A pundit has remarked that Sanders would be served better by not using the term “socialist” because it sets him up for immediate destruction if not by Liberals but certainly by Neoliberals. Would you ask a Christian to hide the New Testament? Or, a Jew to hide the Old Testament? We may, unjustly and blindly, be hoping that every Muslim will hide the Koran but we do not expect our Western sacred texts to be denied. Socialism is Sanders’ critical rod; it provides him with his principles, arguments and understanding. It is the fount of his tutorial of societal regeneration that guides such regeneration. Sanders’ Democratic Socialism does not seek a dictatorial imposition of economic equality but rather in democratic fashion urges recognition of the relationship between wealth and power in a democracy and the need to legislate toward an equitable distribution of both, a distribution that turns us away from plutocracy and toward our long lost goal of egalitarian democracy.
In practice that means limiting the reach of profit making while at the same time strengthening the economic muscle of what our high flying Winners call “The Losers.” Neither directive is in an undecidable state but rather both summon instant and sharp rebuttal. Profit making must be denied the frontiers to which it has no right. What the Democratic Socialist stance does is take profit making out of war, prisons and education and allow a reasonable return on investment in health care, pharmaceuticals, and energy. It also continues to support and expand public media as a counter to the media’s dive to the bottom to attract the most eyeballs and computer clicks.
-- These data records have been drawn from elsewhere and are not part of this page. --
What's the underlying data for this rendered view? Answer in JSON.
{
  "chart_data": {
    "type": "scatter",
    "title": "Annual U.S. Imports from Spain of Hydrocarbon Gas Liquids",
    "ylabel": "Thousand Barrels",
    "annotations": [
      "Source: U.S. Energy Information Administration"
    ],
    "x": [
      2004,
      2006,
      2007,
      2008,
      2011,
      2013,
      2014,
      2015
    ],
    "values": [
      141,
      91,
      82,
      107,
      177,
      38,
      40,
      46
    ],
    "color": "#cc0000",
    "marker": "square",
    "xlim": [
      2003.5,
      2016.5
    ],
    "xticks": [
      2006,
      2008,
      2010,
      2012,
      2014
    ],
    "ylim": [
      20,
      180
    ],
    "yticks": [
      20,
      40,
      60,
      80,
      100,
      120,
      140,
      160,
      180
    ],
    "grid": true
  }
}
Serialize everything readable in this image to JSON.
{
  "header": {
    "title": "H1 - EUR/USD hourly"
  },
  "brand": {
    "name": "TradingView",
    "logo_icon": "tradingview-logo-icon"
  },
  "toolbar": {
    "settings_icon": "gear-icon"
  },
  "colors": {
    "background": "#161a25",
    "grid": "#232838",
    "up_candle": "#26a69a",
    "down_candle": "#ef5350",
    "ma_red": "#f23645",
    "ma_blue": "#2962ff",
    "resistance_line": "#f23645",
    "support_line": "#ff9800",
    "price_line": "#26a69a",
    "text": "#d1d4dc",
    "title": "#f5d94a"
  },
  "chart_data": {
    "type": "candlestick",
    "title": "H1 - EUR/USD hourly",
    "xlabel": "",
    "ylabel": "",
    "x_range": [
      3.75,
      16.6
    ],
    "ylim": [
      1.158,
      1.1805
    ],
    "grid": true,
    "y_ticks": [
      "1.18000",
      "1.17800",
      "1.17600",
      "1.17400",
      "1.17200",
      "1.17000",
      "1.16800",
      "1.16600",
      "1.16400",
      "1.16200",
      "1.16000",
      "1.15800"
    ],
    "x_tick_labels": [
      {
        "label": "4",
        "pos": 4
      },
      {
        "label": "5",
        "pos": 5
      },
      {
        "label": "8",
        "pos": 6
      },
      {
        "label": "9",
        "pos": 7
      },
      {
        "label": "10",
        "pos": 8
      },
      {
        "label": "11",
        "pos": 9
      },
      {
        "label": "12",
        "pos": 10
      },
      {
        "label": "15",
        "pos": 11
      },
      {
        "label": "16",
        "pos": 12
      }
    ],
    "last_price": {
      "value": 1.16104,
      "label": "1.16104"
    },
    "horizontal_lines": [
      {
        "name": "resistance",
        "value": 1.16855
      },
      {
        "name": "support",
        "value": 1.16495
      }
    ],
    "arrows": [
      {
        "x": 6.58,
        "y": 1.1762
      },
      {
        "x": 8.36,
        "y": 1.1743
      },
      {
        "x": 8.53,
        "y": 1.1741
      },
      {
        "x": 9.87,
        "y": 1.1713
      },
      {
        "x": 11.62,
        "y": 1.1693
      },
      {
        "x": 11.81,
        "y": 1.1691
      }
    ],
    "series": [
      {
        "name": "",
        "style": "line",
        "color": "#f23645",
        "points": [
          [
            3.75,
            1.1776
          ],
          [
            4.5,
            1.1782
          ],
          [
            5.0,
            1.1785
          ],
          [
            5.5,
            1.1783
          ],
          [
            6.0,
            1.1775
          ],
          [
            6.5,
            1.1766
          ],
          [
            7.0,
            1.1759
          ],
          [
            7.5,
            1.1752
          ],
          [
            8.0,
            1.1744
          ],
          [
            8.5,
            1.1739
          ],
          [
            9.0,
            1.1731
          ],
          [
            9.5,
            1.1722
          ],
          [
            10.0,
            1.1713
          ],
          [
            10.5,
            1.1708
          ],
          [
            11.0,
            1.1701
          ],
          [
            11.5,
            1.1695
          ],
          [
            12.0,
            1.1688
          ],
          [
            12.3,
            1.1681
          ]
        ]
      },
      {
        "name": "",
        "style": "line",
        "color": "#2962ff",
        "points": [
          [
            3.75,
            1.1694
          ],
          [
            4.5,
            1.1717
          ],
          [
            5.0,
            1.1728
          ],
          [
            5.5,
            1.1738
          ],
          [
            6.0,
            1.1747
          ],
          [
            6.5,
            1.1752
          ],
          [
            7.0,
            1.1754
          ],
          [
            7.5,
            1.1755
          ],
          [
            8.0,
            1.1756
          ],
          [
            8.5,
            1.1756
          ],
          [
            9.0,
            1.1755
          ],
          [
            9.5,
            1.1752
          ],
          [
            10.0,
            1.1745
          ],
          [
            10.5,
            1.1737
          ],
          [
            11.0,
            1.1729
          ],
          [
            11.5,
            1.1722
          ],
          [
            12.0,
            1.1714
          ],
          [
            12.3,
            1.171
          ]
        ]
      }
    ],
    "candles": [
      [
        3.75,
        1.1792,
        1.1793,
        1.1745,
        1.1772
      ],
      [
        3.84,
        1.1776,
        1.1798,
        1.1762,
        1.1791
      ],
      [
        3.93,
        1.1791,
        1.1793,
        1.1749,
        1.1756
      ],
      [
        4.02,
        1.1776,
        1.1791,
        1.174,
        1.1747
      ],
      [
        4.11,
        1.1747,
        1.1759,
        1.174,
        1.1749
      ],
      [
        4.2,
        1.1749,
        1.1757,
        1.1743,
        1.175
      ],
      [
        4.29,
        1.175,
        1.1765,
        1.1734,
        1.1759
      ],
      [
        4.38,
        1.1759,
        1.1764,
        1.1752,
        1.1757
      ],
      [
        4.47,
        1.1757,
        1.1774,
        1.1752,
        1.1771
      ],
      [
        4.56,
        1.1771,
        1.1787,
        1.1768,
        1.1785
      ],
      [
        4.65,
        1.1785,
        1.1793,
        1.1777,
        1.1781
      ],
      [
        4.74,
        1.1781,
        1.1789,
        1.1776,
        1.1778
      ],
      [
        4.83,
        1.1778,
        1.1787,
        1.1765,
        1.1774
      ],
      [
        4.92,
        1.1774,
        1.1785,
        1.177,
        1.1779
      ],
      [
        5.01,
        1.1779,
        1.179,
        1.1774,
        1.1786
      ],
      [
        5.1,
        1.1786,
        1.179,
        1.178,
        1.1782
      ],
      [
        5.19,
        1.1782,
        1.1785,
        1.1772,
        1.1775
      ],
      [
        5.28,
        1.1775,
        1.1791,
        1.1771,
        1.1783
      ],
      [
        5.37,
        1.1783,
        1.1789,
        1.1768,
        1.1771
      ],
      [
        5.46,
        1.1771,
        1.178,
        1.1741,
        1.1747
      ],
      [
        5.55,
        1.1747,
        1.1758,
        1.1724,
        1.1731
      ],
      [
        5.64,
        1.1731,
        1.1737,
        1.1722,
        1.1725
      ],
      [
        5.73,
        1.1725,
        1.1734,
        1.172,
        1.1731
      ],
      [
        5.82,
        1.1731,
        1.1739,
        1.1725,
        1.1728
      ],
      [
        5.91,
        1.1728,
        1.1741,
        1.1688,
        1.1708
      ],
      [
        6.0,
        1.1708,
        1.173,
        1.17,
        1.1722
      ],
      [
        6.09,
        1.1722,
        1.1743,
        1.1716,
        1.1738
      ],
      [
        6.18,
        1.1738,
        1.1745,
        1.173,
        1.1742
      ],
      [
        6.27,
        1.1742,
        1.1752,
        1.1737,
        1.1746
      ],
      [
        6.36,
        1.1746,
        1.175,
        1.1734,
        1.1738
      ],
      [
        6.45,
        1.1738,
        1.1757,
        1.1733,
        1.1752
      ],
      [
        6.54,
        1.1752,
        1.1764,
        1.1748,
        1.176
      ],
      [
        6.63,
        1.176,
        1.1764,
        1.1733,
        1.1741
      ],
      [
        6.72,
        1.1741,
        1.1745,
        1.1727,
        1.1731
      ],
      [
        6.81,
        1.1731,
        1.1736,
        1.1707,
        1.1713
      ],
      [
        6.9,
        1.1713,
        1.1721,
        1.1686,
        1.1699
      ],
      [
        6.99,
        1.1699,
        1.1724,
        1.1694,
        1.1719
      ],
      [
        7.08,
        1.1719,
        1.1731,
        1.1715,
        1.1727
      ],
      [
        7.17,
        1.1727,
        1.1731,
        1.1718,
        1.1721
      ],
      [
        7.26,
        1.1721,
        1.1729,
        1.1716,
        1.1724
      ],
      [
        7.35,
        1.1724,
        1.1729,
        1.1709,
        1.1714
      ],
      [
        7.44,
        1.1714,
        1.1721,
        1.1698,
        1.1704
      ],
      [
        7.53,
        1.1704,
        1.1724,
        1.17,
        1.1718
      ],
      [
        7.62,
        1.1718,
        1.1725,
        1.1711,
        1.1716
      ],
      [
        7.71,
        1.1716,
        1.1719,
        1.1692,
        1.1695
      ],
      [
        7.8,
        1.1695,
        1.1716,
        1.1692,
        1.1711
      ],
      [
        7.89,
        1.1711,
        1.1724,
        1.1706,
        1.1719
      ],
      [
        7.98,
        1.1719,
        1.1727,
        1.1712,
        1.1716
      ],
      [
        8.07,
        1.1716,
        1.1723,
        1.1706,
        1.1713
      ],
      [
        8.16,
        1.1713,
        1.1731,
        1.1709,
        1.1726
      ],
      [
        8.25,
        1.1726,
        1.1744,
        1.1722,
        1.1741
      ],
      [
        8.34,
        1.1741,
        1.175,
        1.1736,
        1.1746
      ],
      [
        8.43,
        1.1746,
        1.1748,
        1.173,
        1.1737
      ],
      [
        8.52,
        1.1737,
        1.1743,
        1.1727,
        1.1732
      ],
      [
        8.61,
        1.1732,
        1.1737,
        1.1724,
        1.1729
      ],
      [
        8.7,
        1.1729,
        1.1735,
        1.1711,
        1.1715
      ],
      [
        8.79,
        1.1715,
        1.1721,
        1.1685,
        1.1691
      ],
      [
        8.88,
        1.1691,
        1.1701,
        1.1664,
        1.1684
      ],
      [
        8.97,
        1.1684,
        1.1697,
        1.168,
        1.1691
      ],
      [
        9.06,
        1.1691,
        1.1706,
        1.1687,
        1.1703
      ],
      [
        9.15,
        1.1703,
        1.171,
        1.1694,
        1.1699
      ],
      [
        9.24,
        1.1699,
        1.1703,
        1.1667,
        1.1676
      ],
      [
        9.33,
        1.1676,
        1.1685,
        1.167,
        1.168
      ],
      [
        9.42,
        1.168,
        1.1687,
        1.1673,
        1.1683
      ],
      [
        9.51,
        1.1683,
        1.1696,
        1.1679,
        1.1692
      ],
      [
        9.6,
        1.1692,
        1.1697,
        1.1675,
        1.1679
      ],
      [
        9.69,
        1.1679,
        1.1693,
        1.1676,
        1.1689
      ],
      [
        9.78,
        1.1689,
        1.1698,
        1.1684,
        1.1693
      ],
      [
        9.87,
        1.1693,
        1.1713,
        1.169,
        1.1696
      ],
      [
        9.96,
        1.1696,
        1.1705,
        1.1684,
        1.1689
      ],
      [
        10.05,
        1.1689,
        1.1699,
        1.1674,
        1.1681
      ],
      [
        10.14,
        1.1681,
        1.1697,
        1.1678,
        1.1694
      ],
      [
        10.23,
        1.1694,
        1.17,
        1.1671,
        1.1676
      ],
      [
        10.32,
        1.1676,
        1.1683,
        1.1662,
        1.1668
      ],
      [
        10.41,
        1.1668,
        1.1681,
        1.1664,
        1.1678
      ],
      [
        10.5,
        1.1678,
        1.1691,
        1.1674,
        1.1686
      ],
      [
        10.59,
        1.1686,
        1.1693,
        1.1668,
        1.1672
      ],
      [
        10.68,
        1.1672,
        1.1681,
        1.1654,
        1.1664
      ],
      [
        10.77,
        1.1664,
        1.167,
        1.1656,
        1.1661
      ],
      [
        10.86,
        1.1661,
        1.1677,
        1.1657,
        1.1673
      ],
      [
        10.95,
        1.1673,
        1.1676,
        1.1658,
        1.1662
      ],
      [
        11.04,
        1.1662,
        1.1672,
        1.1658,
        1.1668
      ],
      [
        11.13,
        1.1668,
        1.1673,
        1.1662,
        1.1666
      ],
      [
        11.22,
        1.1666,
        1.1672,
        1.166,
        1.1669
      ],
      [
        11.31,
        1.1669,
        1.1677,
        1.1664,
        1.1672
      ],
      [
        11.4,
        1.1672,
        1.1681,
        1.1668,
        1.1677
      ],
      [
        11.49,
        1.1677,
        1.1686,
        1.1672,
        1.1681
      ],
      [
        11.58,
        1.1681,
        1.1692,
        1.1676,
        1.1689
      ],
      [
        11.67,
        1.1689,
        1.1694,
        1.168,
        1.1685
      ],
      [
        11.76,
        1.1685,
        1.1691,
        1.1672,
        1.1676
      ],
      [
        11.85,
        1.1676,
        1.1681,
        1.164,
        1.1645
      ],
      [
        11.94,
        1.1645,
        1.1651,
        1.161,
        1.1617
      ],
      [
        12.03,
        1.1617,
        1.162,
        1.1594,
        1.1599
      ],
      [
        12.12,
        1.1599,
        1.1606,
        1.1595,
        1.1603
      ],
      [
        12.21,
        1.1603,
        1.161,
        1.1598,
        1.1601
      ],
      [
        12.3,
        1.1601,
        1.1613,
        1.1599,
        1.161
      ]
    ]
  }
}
To what degree a “Loser” is in dire straits because of personal choices or for reasons beyond personal control remains unknowable to a society deliberating whether to aid and to what extent, or not aid at all. Liberals may take the high ground and assume some people are “Losers” because they are overwhelmed by circumstances — illness, job loss, home loss, mental and physical impairment. Neoliberals may take the “tough love” ground and assume handouts destroy the will to win. Democratic Socialists want to change the economic conditions within which so many are “losing” and at the same time exchange the capitalist bred notion of Winners and Losers for an egalitarian notion of one among equals.
We are far from bringing issues like abortion and gun control to a state of undecidability. A cemented determinacy preempts a probing questioning of other views as well as our own. Gay marriage moved from determinate refusal to undecidability where, for most, once under such review moved on to a “why not?” And while some few argue that the science is not yet in regarding human activated global warming, a growing number are convinced something must be done. Our need now to deconstruct the mythos of a capitalism that is far from what it is hyped to be requires that we move from dismissal to consideration, to a point we are undecided what path to take. And then a probing interrogation will be a beginning. And that is an advance.